Douglas A-4 Skyhawk – cz. 1
Michał Gajzler
Lata zimnej wojny były okresem gwałtownego rozwoju lotnictwa wojskowego. Zaowocowało to powstaniem dużej liczby konstrukcji, z których wiele stawało się jedynie epizodem historii. Wśród powstałych w latach pięćdziesiątych ubiegłego wieku maszyn znalazły się jednak i takie, które okazały się być wyjątkowo długowieczne i podatne na modernizacje, a ich służba w niektórych krajach trwa do dziś. Niektóre z nich miały okazję z powodzeniem zweryfikować założenia przyświecające ich twórcom w realnych działaniach zbrojnych. Jednym z nich jest Douglas A-4 Skyhawk, który zdaniem wielu osiągnął status legendy lotnictwa.
Narodziny Skyhawka
Motywy, które doprowadziły do powstania A-4, były w pewnym stopniu podobne do tych, które przyczyniły się do opracowania przez Northropa projektu N-156, czyli późniejszego Freedom Fightera. Większość powstających na początku lat 50. ubiegłego wieku maszyn odznaczała się wzrastającym stopniem skomplikowania konstrukcji. Coraz większe stawały się również rozmiary nowych samolotów oraz ich masa własna. Wzrastały koszty ich zakupu i eksploatacji. Taki stan rzeczy zaczął w pewnym momencie budzić niepokój zarówno konstruktorów, jak i producentów. Tak stało się np. w przypadku Douglasa, którego kierownictwo zaczęło się obawiać o przyszłość przedsiębiorstwa w przypadku braku kontroli kosztów.

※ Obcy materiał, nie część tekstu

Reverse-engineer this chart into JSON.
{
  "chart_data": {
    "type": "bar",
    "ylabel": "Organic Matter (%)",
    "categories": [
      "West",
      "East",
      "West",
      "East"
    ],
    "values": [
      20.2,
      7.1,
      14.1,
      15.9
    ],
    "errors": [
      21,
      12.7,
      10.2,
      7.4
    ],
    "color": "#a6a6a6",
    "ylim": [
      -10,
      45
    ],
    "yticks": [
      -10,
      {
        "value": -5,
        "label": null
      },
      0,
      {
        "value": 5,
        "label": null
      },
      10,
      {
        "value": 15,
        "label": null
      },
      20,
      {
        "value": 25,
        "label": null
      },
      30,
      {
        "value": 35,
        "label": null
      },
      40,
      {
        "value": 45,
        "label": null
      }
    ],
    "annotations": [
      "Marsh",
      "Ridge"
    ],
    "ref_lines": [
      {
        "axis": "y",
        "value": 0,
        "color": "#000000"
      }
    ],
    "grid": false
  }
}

Zaowocowało to zleceniem głównemu konstruktorowi Douglas Aircraft Corporation przeprowadzania studiów, mających dać odpowiedź na temat czynników napędzających koszty produkcji nowych samolotów. Ponadto prace studialne miały zidentyfikować sposoby zarządzania wspomnianym problemem w przyszłości. Głównym konstruktorem Douglasa był w tym czasie Ed Heinemann, właśc. Gustave Henry Edward Heinemann, inżynier dysponujący bardzo bogatym doświadczeniem. Odpowiadał on m.in. za projekty samolotów SBD Dauntless, A-20 Havoc czy w końcu AD (A-1) Skyraider. Sam Heinemann zlecił przeprowadzenie analiz swojemu zaufanemu zastępcy, Leo Devlinowi. Wnioski okazały się dość krytyczne dla US Navy. Stwierdzono bowiem między innymi, że wymagania floty wobec nowych konstrukcji systematycznie wzrastają, nie prowadzi to jednak do osiągniecia znacząco wyższej efektywności bojowej. Zidentyfikowano przy tym szereg tzw. czynników wzrostu, których dodatkowa jednostka wielokrotnie powodowała zwiększenie masy projektowanego samolotu. Wynikało to m.in. z powodu konieczności uwzględnienia dodatkowego wyposażenia niezbędnego do funkcjonowania dodanego nowego systemu czy też z konieczności modyfikacji konstrukcji. Aby temu zaradzić, należało skupić się na dążeniu do ograniczenia zbędnego wyposażenia.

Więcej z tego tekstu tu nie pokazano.